Thursday, October 14, 2010

traveling

1. In Newark airport. A clean-shaven man in a button-down shirt (who looks vaguely like the guy in Lonestar) is sitting near one of those "power outlet hubs" (which always strike me as sorta 2003-ish). He is reading a book (appears to be The Things They Carried... which is really too fitting), but he continually looks up at his charging Blackberry. Finally, he stands, takes the charger out of the outlet, and walks over to a woman (probably in her late 20s) who has clearly not been reading the magazine lying on her lap. "Thanks so much," he says, handing her the charger. She flashes a quick smile (she seems like one of those girls who sat with the chatty gossips at lunch in high school, visibly anxious about making sure she was laughing at the right jokes and making fun of the right people). "No problem," she says, standing (!!!) to shake his hand, "I'm Brianna, by the way." "Oh, uh, I'm Jake," he says. He shakes her hand, then immediately pivots and makes a beeline to the food court. Brianna sits back down, expressionless, and puts the magazine into her bag.

2. On flight to San Francisco. The flight attendant is this overly jolly, theatrical guy with a shaved head and an Anna Paquin gap between his front teeth. He makes grand pronouncements like "Coming through the aisle with a cart!
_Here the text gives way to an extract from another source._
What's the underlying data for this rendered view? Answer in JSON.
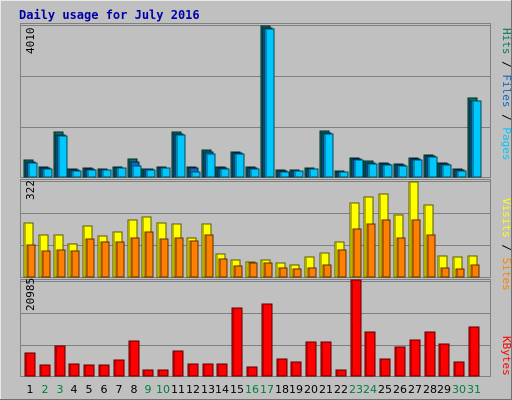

Watch your arms! Coming through the aisle... with a cart!" and "Tell me exactly what you want! Whatever you want. If you want five Sprites, that's fine! Just tell me! I've got nothing else to do for the next five hours..." When he comes to my aisle for our drink orders, I ask for a Diet Coke. The woman next to me asks for coffee with milk and sugar. The man by the window asks for tea with hot water and then a separate glass of cold water. The flight attendant makes this clown-ish face, pats my back and exclaims, "Why can't you two be more like this guy?" before letting out a huge howl of laughter (he then mutters a strained "just kidding"). When the mother in the aisle in front of us asks for a small orange juice with a straw for her son, he bellows, "This isn't a restaurant!" And then laughter. And then "just kidding."

3. In the San Francisco airport. Husband and wife are sitting in waiting area at gate. They've just spoken to the husband's mother on the wife's cell phone. Wife is wearing what appears to be four layers of clothing. Husband is on his smartphone throughout this conversation (wasn't able to actually verify this with my eyes, but I'm, like, sure).

Wife: She sounded tired.
Husband: Yeah.
Wife: I feel bad. We were gone a long time.
Husband: Yeah, we were.
Wife: It'll be easier when they're older. I mean, in five years, they'll be... what?... 8 and 6? They'd be in school then. She could just, you know, give them breakfast, send them to school, give them dinner. So... we can take our next trip in, uh, five years.
Husband: Right.

Long pause. Wife gets up and throws out some trash. She returns and sits.

Wife: It was a fun trip, right?
Husband: Yeah.... I think I took over 800 pictures.

1 comment:

nel said...

Really wish I could stop reading through your archives right now. The tears streaming down my face are a dead giveaway.